LES DILEMMES ÉTHIQUES, SOURCES DE STRESS AU QUOTIDIEN - La Semaine Vétérinaire n° 1853 du 08/05/2020
La Semaine Vétérinaire n° 1853 du 08/05/2020

EXERCICE PROFESSIONNEL

PRATIQUE CANINE FÉLINE ET NAC

Auteur(s) : TANIT HALFON

Une étude australienne a mis en lumière des problématiques éthiques auxquelles sont confrontés des vétérinaires canins. Pour tous les interrogés, elles génèrent une situation de tension émotionnelle qui impacte durablement la pratique.

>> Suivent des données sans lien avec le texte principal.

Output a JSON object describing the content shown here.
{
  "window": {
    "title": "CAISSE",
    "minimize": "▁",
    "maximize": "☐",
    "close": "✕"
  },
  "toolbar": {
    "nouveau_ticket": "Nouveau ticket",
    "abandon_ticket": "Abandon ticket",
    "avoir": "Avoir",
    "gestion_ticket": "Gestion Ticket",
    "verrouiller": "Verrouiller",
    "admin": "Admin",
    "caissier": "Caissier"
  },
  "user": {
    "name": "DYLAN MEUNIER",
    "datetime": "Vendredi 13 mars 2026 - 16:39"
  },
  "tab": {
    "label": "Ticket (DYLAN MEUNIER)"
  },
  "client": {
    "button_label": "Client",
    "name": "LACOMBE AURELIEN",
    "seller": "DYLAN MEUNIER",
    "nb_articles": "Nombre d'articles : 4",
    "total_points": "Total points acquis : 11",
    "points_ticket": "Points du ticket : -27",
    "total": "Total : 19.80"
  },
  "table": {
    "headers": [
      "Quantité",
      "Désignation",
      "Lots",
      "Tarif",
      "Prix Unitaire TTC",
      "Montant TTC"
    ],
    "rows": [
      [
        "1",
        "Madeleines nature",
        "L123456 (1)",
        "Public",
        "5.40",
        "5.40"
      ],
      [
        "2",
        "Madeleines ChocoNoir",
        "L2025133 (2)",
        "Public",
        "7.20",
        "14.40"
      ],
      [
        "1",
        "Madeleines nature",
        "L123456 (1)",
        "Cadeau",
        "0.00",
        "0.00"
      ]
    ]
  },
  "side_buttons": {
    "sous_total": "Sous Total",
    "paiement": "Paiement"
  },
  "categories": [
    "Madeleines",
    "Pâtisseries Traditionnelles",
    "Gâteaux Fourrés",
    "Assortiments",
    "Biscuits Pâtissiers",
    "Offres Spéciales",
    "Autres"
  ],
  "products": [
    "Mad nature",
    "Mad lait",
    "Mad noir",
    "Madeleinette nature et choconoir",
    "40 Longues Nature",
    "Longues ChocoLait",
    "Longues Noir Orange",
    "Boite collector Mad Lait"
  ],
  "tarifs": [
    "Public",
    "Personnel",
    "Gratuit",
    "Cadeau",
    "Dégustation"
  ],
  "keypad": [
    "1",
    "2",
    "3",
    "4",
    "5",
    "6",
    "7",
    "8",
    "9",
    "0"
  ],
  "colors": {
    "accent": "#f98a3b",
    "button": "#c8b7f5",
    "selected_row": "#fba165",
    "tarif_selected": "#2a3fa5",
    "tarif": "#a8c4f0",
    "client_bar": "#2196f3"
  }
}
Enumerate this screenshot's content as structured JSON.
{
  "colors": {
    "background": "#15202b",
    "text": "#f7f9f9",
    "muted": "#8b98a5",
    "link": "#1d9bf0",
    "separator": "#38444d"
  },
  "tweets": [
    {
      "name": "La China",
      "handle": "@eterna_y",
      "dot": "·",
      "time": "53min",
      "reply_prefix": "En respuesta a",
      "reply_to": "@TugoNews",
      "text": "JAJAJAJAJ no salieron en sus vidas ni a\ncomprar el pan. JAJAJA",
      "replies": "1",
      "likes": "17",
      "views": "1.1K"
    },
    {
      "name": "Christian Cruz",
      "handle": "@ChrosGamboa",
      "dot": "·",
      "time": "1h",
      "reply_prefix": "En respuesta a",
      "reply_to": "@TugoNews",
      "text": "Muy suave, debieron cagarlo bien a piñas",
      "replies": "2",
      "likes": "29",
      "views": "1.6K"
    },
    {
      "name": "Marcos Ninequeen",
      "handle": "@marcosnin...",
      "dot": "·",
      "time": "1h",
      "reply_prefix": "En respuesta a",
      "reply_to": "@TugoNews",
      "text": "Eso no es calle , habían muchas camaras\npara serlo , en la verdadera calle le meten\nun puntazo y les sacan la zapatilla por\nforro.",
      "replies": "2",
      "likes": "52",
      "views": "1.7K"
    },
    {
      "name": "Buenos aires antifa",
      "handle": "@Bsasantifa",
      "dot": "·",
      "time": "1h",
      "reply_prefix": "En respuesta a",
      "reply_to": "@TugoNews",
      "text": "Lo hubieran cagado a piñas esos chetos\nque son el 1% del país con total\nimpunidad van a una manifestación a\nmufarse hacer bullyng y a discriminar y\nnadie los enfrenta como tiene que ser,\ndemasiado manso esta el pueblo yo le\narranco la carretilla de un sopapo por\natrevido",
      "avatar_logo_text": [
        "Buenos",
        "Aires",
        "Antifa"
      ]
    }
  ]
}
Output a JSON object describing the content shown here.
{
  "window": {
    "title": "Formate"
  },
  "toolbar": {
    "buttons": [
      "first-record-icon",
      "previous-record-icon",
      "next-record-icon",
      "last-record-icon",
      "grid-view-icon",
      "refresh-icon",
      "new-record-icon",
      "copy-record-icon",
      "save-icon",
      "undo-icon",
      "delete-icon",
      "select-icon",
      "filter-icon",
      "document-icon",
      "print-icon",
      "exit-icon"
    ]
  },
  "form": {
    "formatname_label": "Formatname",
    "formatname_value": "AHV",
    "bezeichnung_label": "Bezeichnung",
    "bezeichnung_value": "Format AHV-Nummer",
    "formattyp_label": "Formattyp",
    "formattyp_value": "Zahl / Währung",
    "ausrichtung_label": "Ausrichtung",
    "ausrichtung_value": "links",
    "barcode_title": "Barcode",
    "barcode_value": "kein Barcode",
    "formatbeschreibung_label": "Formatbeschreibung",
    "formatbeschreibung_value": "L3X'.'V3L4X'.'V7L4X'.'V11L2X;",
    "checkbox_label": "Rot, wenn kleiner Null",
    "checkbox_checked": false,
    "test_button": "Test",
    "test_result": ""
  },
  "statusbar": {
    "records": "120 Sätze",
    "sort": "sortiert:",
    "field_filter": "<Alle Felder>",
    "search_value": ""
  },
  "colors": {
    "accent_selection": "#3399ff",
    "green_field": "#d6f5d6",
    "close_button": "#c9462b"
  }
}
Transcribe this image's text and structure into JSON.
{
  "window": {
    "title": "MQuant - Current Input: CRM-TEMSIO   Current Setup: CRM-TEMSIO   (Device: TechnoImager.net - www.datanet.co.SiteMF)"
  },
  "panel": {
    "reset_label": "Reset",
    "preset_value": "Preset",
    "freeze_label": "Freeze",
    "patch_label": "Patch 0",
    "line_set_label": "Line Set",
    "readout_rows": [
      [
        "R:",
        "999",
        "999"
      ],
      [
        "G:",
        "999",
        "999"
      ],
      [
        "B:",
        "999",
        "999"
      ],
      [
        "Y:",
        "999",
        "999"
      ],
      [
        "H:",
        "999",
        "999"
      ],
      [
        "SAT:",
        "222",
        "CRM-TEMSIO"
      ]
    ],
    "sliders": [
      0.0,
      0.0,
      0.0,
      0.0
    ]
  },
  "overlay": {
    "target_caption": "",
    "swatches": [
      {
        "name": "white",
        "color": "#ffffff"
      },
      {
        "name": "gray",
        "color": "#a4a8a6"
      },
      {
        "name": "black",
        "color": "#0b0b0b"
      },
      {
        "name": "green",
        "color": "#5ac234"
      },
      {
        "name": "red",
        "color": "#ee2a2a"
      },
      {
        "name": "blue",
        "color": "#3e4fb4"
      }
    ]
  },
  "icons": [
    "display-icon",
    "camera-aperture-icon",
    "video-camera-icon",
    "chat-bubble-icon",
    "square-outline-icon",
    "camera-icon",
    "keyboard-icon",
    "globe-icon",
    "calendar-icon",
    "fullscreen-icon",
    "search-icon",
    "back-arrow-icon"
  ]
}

Comment résoudre un problème éthique en pratique ? S’il n’existe aucune réponse toute faite, connaître l’expérience de confrères et de consoeurs peut s’avérer utile. Une étude australienne, publiée récemment dans le Journal of veterinary medical education1, s’est justement penchée sur la question. Sept vétérinaires canins, quatre hommes et trois femmes, âgés de 27 à 62 ans, ont été questionnés sur leurs expériences passées. L’objectif était d’identifi er les dilemmes éthiques auxquels ils peuvent être confrontés au cours de leur exercice, de comprendre comment et pourquoi ils prennent une décision éthique et de savoir s’ils avaient été formés pour résoudre ce genre de problématiques. L’analyse des résultats a permis de dégager trois points principaux en matière d’éthique vétérinaire. Le premier concerne les différences de perception entre praticiens et propriétaires. Le meilleur pour l’un ne l’est pas forcément pour l’autre. « J’ai fortement recommandé l’euthanasie, elle a été refusée et le chat est mort quatre à cinq jours plus tard à la maison », raconte un vétérinaire. Pour une autre, « le chien était dans une situation désespérée mais la femme du propriétaire était très attachée à l’animal et avait fait plusieurs tentatives de suicide… »

Des choix sous influence

Les questions éthiques se retrouvent également dans le choix de l’option thérapeutique. « Est-ce que c’est correct de continuer à traiter un “patient” avec une bactérie multirésistante, alors qu’il n’y a pratiquement pas de chances de guérison ? », interroge un praticien. Ces doutes sont aggravés face à un propriétaire peu compréhensif ou en désaccord avec la décision, ou quand le praticien tient compte de l’impact négatif du traitement sur le propriétaire.

Le troisième et dernier point ressorti de l’analyse des résultats concerne la façon dont les vétérinaires gèrent les problématiques éthiques. La prise de décision des praticiens apparaît infl uencée par plusieurs facteurs : la responsabilité professionnelle, en particulier vis-àvis du bien-être animal, les aspects légaux, les pairs, et la morale. L’aspect légal peut être un point bloquant, tout comme le potentiel jugement des pairs. « Malheureusement, la loi est toujours du côté du propriétaire », affirme un praticien. « Mes dilemmes éthiques les plus importants sont quand je souhaite faire quelque chose mais que mon équipe désapprouve mon choix », souligne un autre. Toutefois, la discussion avec les collègues, pour connaître leurs opinions, leurs expériences et leurs conseils, se révèle aussi être une aide précieuse. Pour ce qui est de la morale, elle est reliée à l’intuition : « Au final, la décision dépend de moi et de ce que je ressens », dit ainsi une praticienne.

Une détresse palpable

Les expériences de chacun des vétérinaires interrogés, aussi différentes soient-elles, sont globalement associées à du stress, et ce, quel que soit leur âge. Un praticien de 62 ans, par exemple, déclare : « Vous essayez de faire le mieux pour un animal mais vous devez aussi respecter le fait que ce sont les propriétaires qui décident d’un point de vue légal et émotionnel. » « Lorsque j’étais débutant, je ne savais pas comment faire », reconnaît un autre. Avoir à résoudre des dilemmes éthiques est une réalité qui impacte durablement les vétérinaires. « Même aujourd’hui, je peux perdre le sommeil », indique un praticien de 51 ans. Mais cette détresse émotionnelle pourrait être une force pour la prise de décision, assurent les chercheurs. Face à ces diffcultés, et de l’avis de tous les interviewés, être mieux formé à gérer ces situations stressantes semble indispensable, notamment pour bien informer les futurs diplômés qu’ils devront faire face à des opinions et des valeurs très diverses.

1. L’étude a été mise en ligne le 13 février 2020 : www.bit.ly/3aVezxn.